Re: Help with mysql and php
Posted: Wed Aug 13, 2008 4:31 pm
by JKM
Hehe, np!
But how should I get f.i. imdb value to be posted like this: <a href="imdb.com\'.$imdb.'" target="_blank">IMDb</a>?
Re: Help with mysql and php
Posted: Thu Aug 14, 2008 8:14 am
by lukewilkins
Like so:
Code: Select all
echo '<a href="http://imdb.com/' . $row['imdb'] . '" target="_blank">IMDb</a>';
That has to be inside the while() loop that I showed you. Otherwise it won't know what $row is.
Re: Help with mysql and php
Posted: Thu Aug 14, 2008 10:06 am
by JKM
Hmm, I didn't understand that "inside the while() loop", this:
Code: Select all
while($row = mysql_fetch_row($result)) {
echo "<div>\n";
echo '<a href="http://imdb.com/'.$row['imdb'].'" target="_blank">IMDb</a>';
foreach($row as $value) {
echo "<p>" . $value . "</p>\n";
}
echo "</div>\n";
}
lead to this:
Code: Select all
<b>Notice</b>: Undefined index: imdb in <b>XX/dvd.php</b> on line <b>25</b><br>
<a href="http://imdb.com/" target="_blank">IMDb</a><p>1</p>
<p>123imdb</p>
Edit: Thanks again for the superb help - I really appreciate it!
Re: Help with mysql and php
Posted: Thu Aug 14, 2008 8:35 pm
by lukewilkins
No problem about the help. It keeps me on my toes.
OK, first of all, you don't need to display PHP notice reporting.
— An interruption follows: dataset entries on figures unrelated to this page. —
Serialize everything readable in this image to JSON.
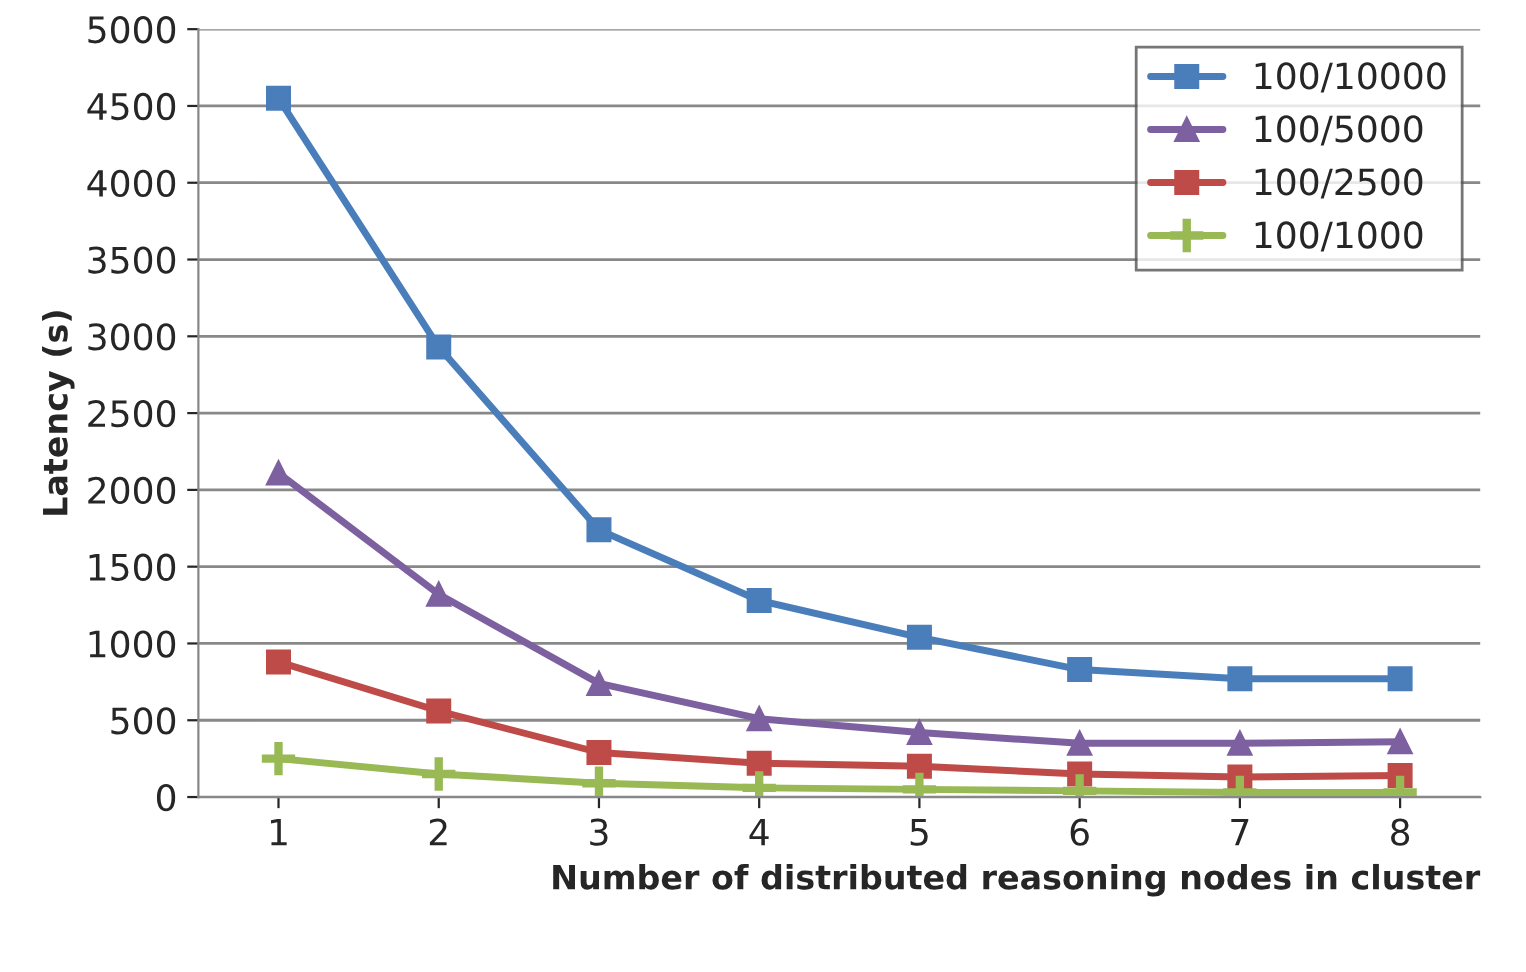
{
  "chart_data": {
    "type": "line",
    "xlabel": "Number of distributed reasoning nodes in cluster",
    "ylabel": "Latency (s)",
    "categories": [
      "1",
      "2",
      "3",
      "4",
      "5",
      "6",
      "7",
      "8"
    ],
    "series": [
      {
        "name": "100/10000",
        "color": "#4a7ebb",
        "marker": "square",
        "values": [
          4550,
          2930,
          1740,
          1280,
          1040,
          830,
          770,
          770
        ]
      },
      {
        "name": "100/5000",
        "color": "#7d60a0",
        "marker": "triangle",
        "values": [
          2110,
          1320,
          740,
          510,
          420,
          350,
          350,
          360
        ]
      },
      {
        "name": "100/2500",
        "color": "#be4b48",
        "marker": "square",
        "values": [
          880,
          560,
          290,
          220,
          200,
          150,
          130,
          140
        ]
      },
      {
        "name": "100/1000",
        "color": "#98b954",
        "marker": "cross",
        "values": [
          250,
          150,
          90,
          60,
          50,
          40,
          30,
          30
        ]
      }
    ],
    "ylim": [
      0,
      5000
    ],
    "yticks": [
      0,
      500,
      1000,
      1500,
      2000,
      2500,
      3000,
      3500,
      4000,
      4500,
      5000
    ],
    "grid": "y",
    "legend": "top right",
    "line_style": "solid"
  }
}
Put the following at the top of your page:
Code: Select all
error_reporting(E_ALL ^ E_NOTICE);
Now, to give you a little more control over how it is displayed, let's do this:
Code: Select all
while($row = mysql_fetch_row($result)) {
echo "<div>\n";
foreach($row as $key=>$value) {
if($key=='imdb'){
echo '<a href="http://imdb.com/'.$row['imdb'].'" target="_blank">IMDb</a>';
}else{
echo "<p>" . $value . "</p>\n";
}
}
echo "</div>\n";
}
And just to make sure, do you still have the asterisk (*) in your query? If not and you have set to pull specific columns from the DB, make sure you include `imdb` in there. If the asterisk is there, you should be all set.
Let me know if you still have issues with it.
Luke